Is something going on in the economy that we have not grasped? Consider the trend in excise revenue collection — it is up an astonishing 68 per cent in the first seven months of the financial year. The government is playing this down by saying that it mostly reflects changes in tax rates that were announced in the Budget, but you would assume that these had been factored into the tax projections for the full year. These projections assumed excise revenue growth of 23.9 per cent—which is being exceeded by a mile.

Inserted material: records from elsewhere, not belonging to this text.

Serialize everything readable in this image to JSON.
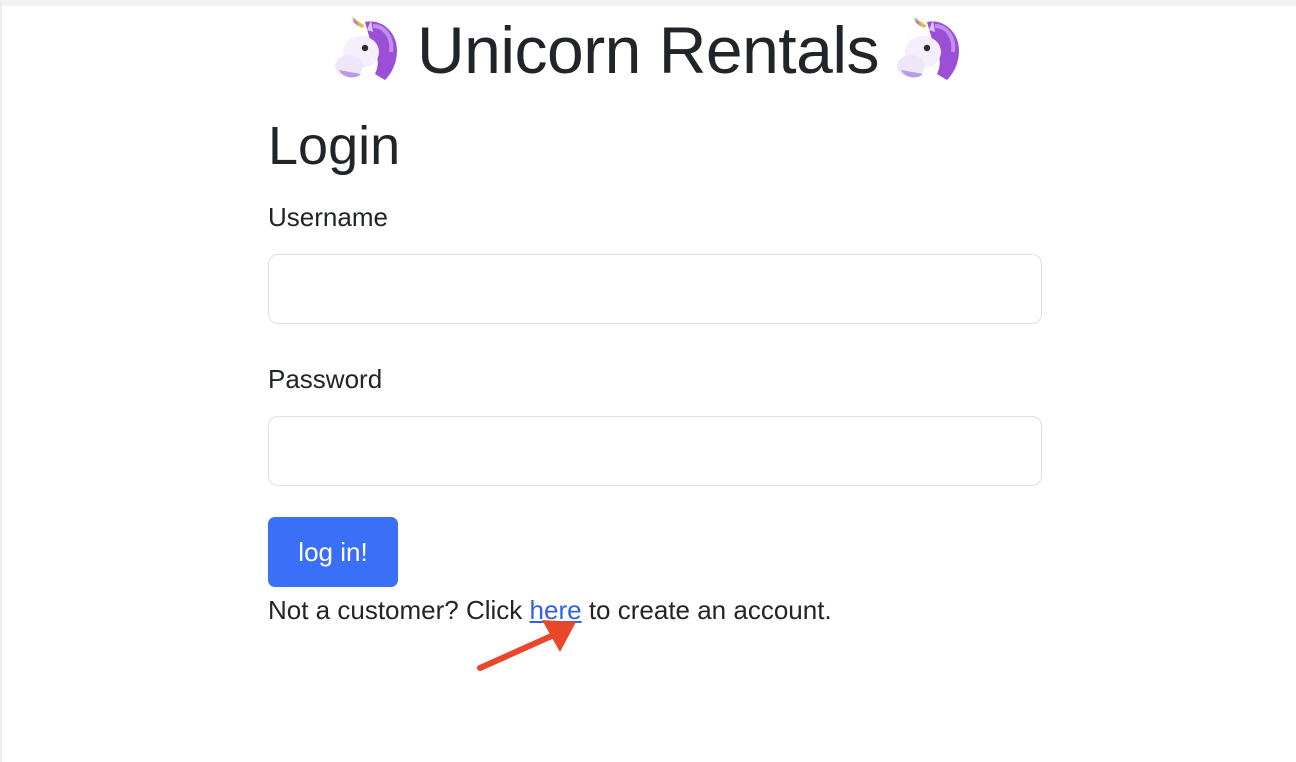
{
  "header": {
    "title": "Unicorn Rentals",
    "emoji_icon": "unicorn-icon"
  },
  "login_form": {
    "heading": "Login",
    "username_label": "Username",
    "username_value": "",
    "password_label": "Password",
    "password_value": "",
    "submit_label": "log in!"
  },
  "signup_prompt": {
    "before_link": "Not a customer? Click",
    "link_text": "here",
    "after_link": "to create an account."
  },
  "annotation": {
    "arrow_icon": "red-arrow-icon",
    "arrow_color": "#e8472c"
  },
  "colors": {
    "primary_button": "#3a6ff7",
    "link": "#2f62e8",
    "text": "#212529"
  }
}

Or look at customs revenue collection. Imports (counted in dollars) in the first seven months are down 14.2 per cent, compared to the same April-October period last year. Yet customs revenue (in rupees) is up by a handsome 16.8 per cent. For every dollar of imports, therefore, the rupee collection rate has gone up by 36.1 per cent. You could explain that if the rupee had fallen in the interim, and it has; but the change in its dollar exchange rate is in single digits. Perhaps the import mix has changed, or there is some other explanation — the government has been upping import duties on specific items to combat imports. The point is, an explanation is due; an increase in the collection rate usually points to increased protectionism.
On the flip side, direct taxes on corporate and individual incomes could fall short — especially since corporate profits show little or no growth. But direct and indirect tax collection, taken together for the first five months, was up by 22.8 per cent, against the full-year target of 15.9 per cent growth. If the initial trend is sustained, gross tax revenue could exceed the Budget by anything up to Rs 85,000 crore (of which more than a third would go to the states). If the trend moderates, the full-year increase would be correspondingly less. Still, a tax surplus is unusual; the last time it happened was five years ago, when revenue ended up showing an excess of Rs 40,000 crore.
The puzzle of a tax surplus might be explained by sectoral numbers. For instance, service tax collection is growing at more than 26 per cent, helped by the increase in the tax rate from 12.36 per cent to 14 per cent. Car sales have been buoyant, especially in the latest months, and effective taxation on automobiles was increased in the Budget — so excise revenue from this sector too would be showing growth on growth. The modified tax framework for the petroleum sector was said to be revenue-neutral; perhaps it wasn’t. The point to note is that, in his Budget speech, the finance minister had said the total impact of indirect tax changes would be Rs 23,383 crore — so that can hardly explain the much greater collection surge.
There is the possibility that the surge in collection reflects buoyant economic trends. The Reserve Bank’s latest growth assessment for the year is 7.4 per cent. But critics of the new set of GDP numbers would put growth at a lower level; they would point to less than five per cent growth so far in manufacturing, only three per cent in electricity generation, the monsoon precipitation shortfall of 14 per cent, the continuing double-digit decline in both exports and imports, the single-digit growth in bank credit, and the flattish trend in quarterly corporate profit and sales figures. None of these key indicators would suggest rapid economic growth. The surge in tax collection flies in the face of all these numbers.
Whatever the explanation (cautious budgeting is one possibility), the finance minister has the elbow room to shoot for a fiscal deficit that is significantly lower than the Budget’s 3.9 per cent of GDP, or to bump up expenditure in order to boost growth. Doing the latter in the closing months of the year is not easy; governments need time to crank up. So the betting should be on a lower deficit.